Liang Xiaojun, a lawyer who represents several of those detained, said prison officials would allow him to see only one of the detainees, claiming that the others were still being interrogated by the police. “I doubt this case will go through normal procedures,” he said. “Can you imagine a trial for a group of activists who demanded that government officials disclose their assets? I don’t see that trial happening.”
Analysts say the crackdown on dissent, coupled with newly announced media restrictions and the absence of any new anticorruption initiatives, are gnawing away at any hopes that Mr. Xi will embrace the rule of law and clean government.
The issue of financial disclosure has simmered since last year, when some officials at the 18th Party Congress told foreign reporters that they would be open to the idea as a way to curb corruption. It also became a popular Weibo topic after Global Times Chief Editor Hu Xijin addressed financial disclosure on his own microblog.
One rights lawyer told Voice of America that the family of one of the activists, prominent human rights lawyer Ding Jiaxi, received official notice last Thursday that he had been detained the previous evening:
Li says the activists have been charged because of their participation in a street campaign calling on officials to disclose their assets.
“It’s hard to say what is going to happen. Administrative detention can be expanded up to 37 days,” he said. “Then there will be an investigation and then a trial. How long this all will take depends on how important they consider the case to be.”
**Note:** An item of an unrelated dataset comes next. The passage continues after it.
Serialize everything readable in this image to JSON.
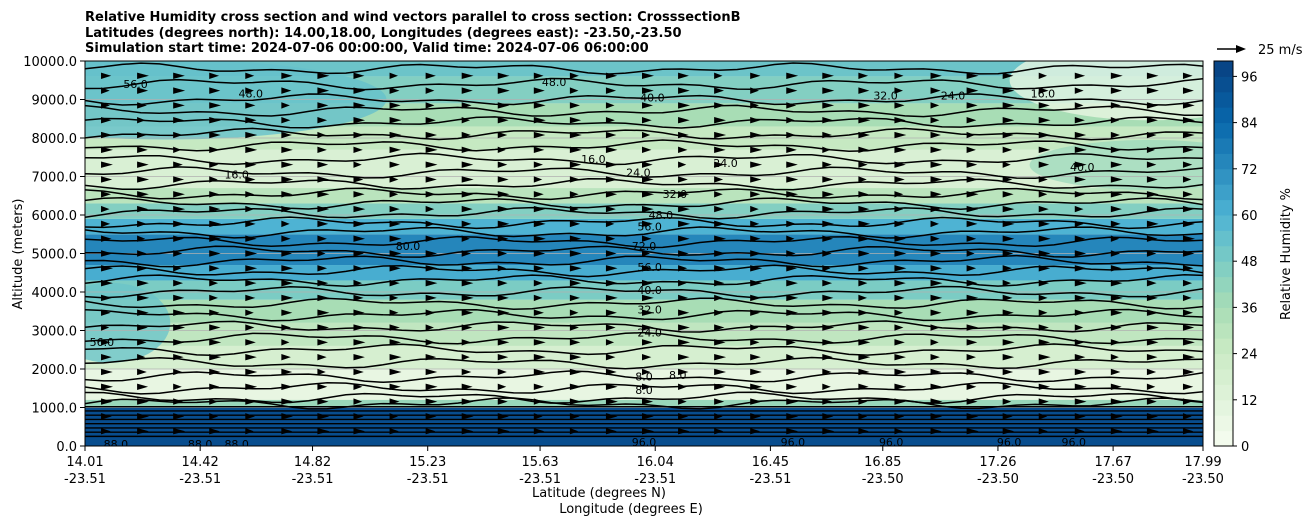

Xu Zhiyong, another prominent rights lawyer in China, is founder of the New Citizens Movement – a group that seeks to promote social justice, political and legal reforms. He is being held under what he called “illegal house arrest” and spoke to VOA by phone Friday.
“Up until yesterday, eight people who advocate asset disclosure by officials have been detained,” he said. “They have been accused of illegal gathering, but we believe this is illegal, because citizens have the right to assemble and demonstrate freely.”
The latest round of detentions came just before Xi Jinping addressed a group of Politburo members last Friday about the country’s anti-corruption efforts, according to Xinhua News. In a South China Morning Post opinion piece published Monday, Chinese writer and journalist Xiao Shu claimed that Xi’s administration “is sending very contradictory signals about its commitment to the rule of law and the fight against corruption.”
What is the long-term interest of the Communist Party? I would argue that it is in leading China, by means of peaceful transformation, into democracy and national reconciliation. Look no further than Chiang Ching-kuo and Lee Teng-hui, the last two non-democratically elected presidents of Taiwan, who did exactly that for the island. Any other path would be not only self-destructive for the party, but also catastrophic for the whole nation. To transform themselves and transform China, the Communist rulers must open the door to civil movements that will usher in a civil society.
In this sense, activists like Xu Zhiyong, Wang Gongquan and Ding Jiaxi are not only heroes of civil movements, but also champions of public interest and allies of the Communist Party. In his push for the rule of law and war on corruption, Xi is coming up against the powerful special interest groups within his party, and has no chance of winning without soliciting the help of a strong civil society.
The persecution against these activists thus can be seen as an effort by the special-interest groups to sabotage Xi’s reforms. They were successful in the past 10 years, during the rule of Hu and Wen – the security apparatus launched a series of stifling blows against the burgeoning civil movements. In doing so, they also tamed and manipulated then top leaders including Hu and Wen, turning their “golden decade” into one of the biggest political jokes in modern Chinese history. Whether they will succeed again in Xi‘s time remains to be seen.